Deep Neural Networks - Notes for lecture 2d

In this lecture we try to explain intuitively why the perceptron algorithm works

Also we consider why it may fail.

Lecture 2d: Why the learning works?

Why the learning procedure works (first attempt)

idea of the proof

we want to get closer all the feasible solution

Consider the squared distance d_a^2+d_b^2 between any feasible weight vector and the current weight vector. – Hopeful claim: Every time the perceptron makes a mistake, the learning algorithm moves the current weight vector closer to all feasible weight vectors

We look at the geometrical interpretation which is the proof for the convergence of the Perceptron learning algorithm works. We are trying to find a decision surface by solving a convex optimization problem.

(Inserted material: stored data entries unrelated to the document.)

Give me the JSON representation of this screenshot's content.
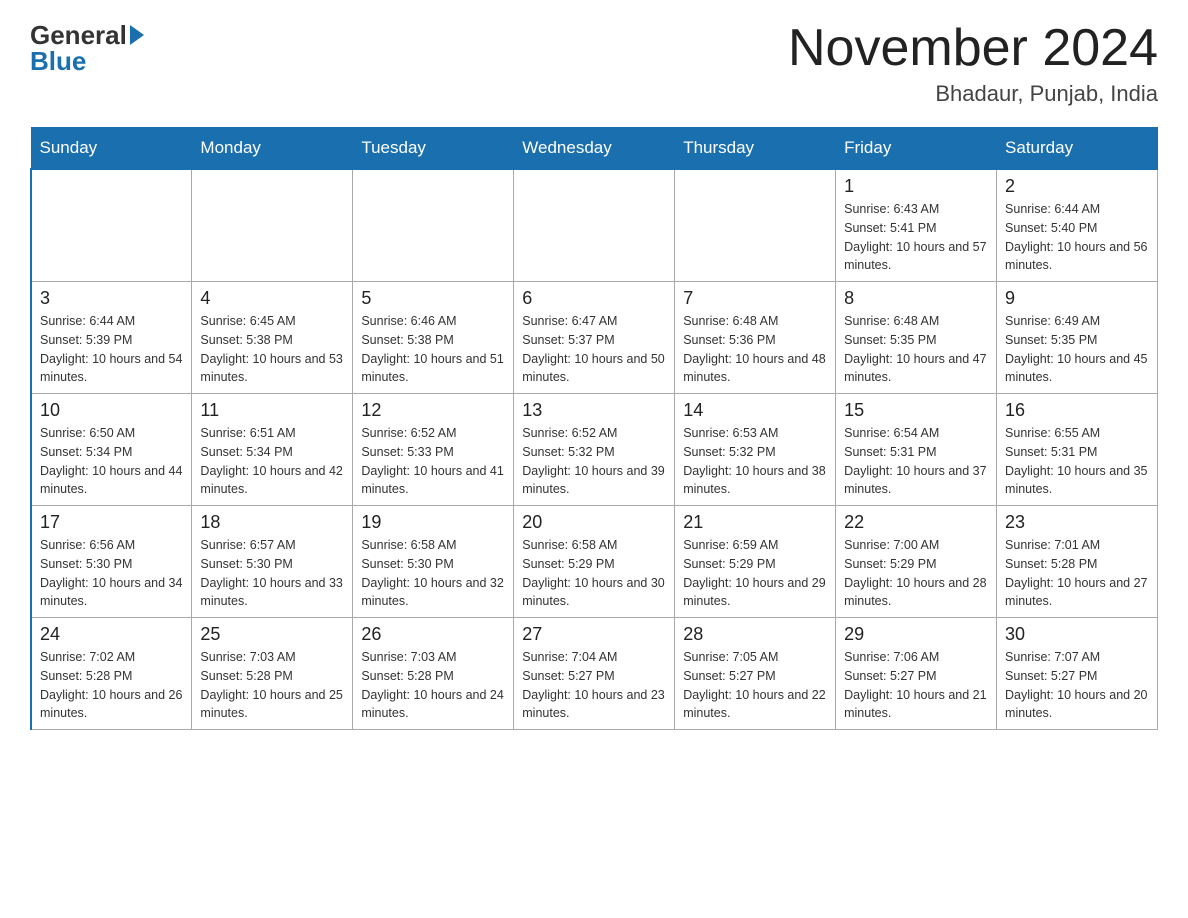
{
  "header": {
    "logo_general": "General",
    "logo_blue": "Blue",
    "title": "November 2024",
    "subtitle": "Bhadaur, Punjab, India"
  },
  "weekdays": [
    "Sunday",
    "Monday",
    "Tuesday",
    "Wednesday",
    "Thursday",
    "Friday",
    "Saturday"
  ],
  "rows": [
    [
      {
        "day": "",
        "info": ""
      },
      {
        "day": "",
        "info": ""
      },
      {
        "day": "",
        "info": ""
      },
      {
        "day": "",
        "info": ""
      },
      {
        "day": "",
        "info": ""
      },
      {
        "day": "1",
        "info": "Sunrise: 6:43 AM\nSunset: 5:41 PM\nDaylight: 10 hours and 57 minutes."
      },
      {
        "day": "2",
        "info": "Sunrise: 6:44 AM\nSunset: 5:40 PM\nDaylight: 10 hours and 56 minutes."
      }
    ],
    [
      {
        "day": "3",
        "info": "Sunrise: 6:44 AM\nSunset: 5:39 PM\nDaylight: 10 hours and 54 minutes."
      },
      {
        "day": "4",
        "info": "Sunrise: 6:45 AM\nSunset: 5:38 PM\nDaylight: 10 hours and 53 minutes."
      },
      {
        "day": "5",
        "info": "Sunrise: 6:46 AM\nSunset: 5:38 PM\nDaylight: 10 hours and 51 minutes."
      },
      {
        "day": "6",
        "info": "Sunrise: 6:47 AM\nSunset: 5:37 PM\nDaylight: 10 hours and 50 minutes."
      },
      {
        "day": "7",
        "info": "Sunrise: 6:48 AM\nSunset: 5:36 PM\nDaylight: 10 hours and 48 minutes."
      },
      {
        "day": "8",
        "info": "Sunrise: 6:48 AM\nSunset: 5:35 PM\nDaylight: 10 hours and 47 minutes."
      },
      {
        "day": "9",
        "info": "Sunrise: 6:49 AM\nSunset: 5:35 PM\nDaylight: 10 hours and 45 minutes."
      }
    ],
    [
      {
        "day": "10",
        "info": "Sunrise: 6:50 AM\nSunset: 5:34 PM\nDaylight: 10 hours and 44 minutes."
      },
      {
        "day": "11",
        "info": "Sunrise: 6:51 AM\nSunset: 5:34 PM\nDaylight: 10 hours and 42 minutes."
      },
      {
        "day": "12",
        "info": "Sunrise: 6:52 AM\nSunset: 5:33 PM\nDaylight: 10 hours and 41 minutes."
      },
      {
        "day": "13",
        "info": "Sunrise: 6:52 AM\nSunset: 5:32 PM\nDaylight: 10 hours and 39 minutes."
      },
      {
        "day": "14",
        "info": "Sunrise: 6:53 AM\nSunset: 5:32 PM\nDaylight: 10 hours and 38 minutes."
      },
      {
        "day": "15",
        "info": "Sunrise: 6:54 AM\nSunset: 5:31 PM\nDaylight: 10 hours and 37 minutes."
      },
      {
        "day": "16",
        "info": "Sunrise: 6:55 AM\nSunset: 5:31 PM\nDaylight: 10 hours and 35 minutes."
      }
    ],
    [
      {
        "day": "17",
        "info": "Sunrise: 6:56 AM\nSunset: 5:30 PM\nDaylight: 10 hours and 34 minutes."
      },
      {
        "day": "18",
        "info": "Sunrise: 6:57 AM\nSunset: 5:30 PM\nDaylight: 10 hours and 33 minutes."
      },
      {
        "day": "19",
        "info": "Sunrise: 6:58 AM\nSunset: 5:30 PM\nDaylight: 10 hours and 32 minutes."
      },
      {
        "day": "20",
        "info": "Sunrise: 6:58 AM\nSunset: 5:29 PM\nDaylight: 10 hours and 30 minutes."
      },
      {
        "day": "21",
        "info": "Sunrise: 6:59 AM\nSunset: 5:29 PM\nDaylight: 10 hours and 29 minutes."
      },
      {
        "day": "22",
        "info": "Sunrise: 7:00 AM\nSunset: 5:29 PM\nDaylight: 10 hours and 28 minutes."
      },
      {
        "day": "23",
        "info": "Sunrise: 7:01 AM\nSunset: 5:28 PM\nDaylight: 10 hours and 27 minutes."
      }
    ],
    [
      {
        "day": "24",
        "info": "Sunrise: 7:02 AM\nSunset: 5:28 PM\nDaylight: 10 hours and 26 minutes."
      },
      {
        "day": "25",
        "info": "Sunrise: 7:03 AM\nSunset: 5:28 PM\nDaylight: 10 hours and 25 minutes."
      },
      {
        "day": "26",
        "info": "Sunrise: 7:03 AM\nSunset: 5:28 PM\nDaylight: 10 hours and 24 minutes."
      },
      {
        "day": "27",
        "info": "Sunrise: 7:04 AM\nSunset: 5:27 PM\nDaylight: 10 hours and 23 minutes."
      },
      {
        "day": "28",
        "info": "Sunrise: 7:05 AM\nSunset: 5:27 PM\nDaylight: 10 hours and 22 minutes."
      },
      {
        "day": "29",
        "info": "Sunrise: 7:06 AM\nSunset: 5:27 PM\nDaylight: 10 hours and 21 minutes."
      },
      {
        "day": "30",
        "info": "Sunrise: 7:07 AM\nSunset: 5:27 PM\nDaylight: 10 hours and 20 minutes."
      }
    ]
  ]
}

The surface is a hyper-plane represented by a line where on side is the correct set and the other is incorrect. The weight vectors form a cone:

• This means that wights are closed under addition and positive scaler product.
• At zero it is zero.

fixing it up

we now use a generously feasible sub-cone of the feasible cone shown in a dotted line

• So consider “generously feasible” weight vectors that lie within the feasible region by a margin at least as great as the length of the input vector that defines each constraint plane.
  • Every time the perceptron makes a mistake, the squared distance to all of these generously feasible weight vectors is always decreased by at least the squared length of the update vector.

Informal sketch of proof of convergence

• Each time the perceptron makes a mistake, the current weight vector moves to decrease its squared distance from every weight vector in the “generously feasible” region.
• The squared distance decreases by at least the squared length of the input vector.
• So after a finite number of mistakes, the weight vector must lie in the feasible region if this region exists.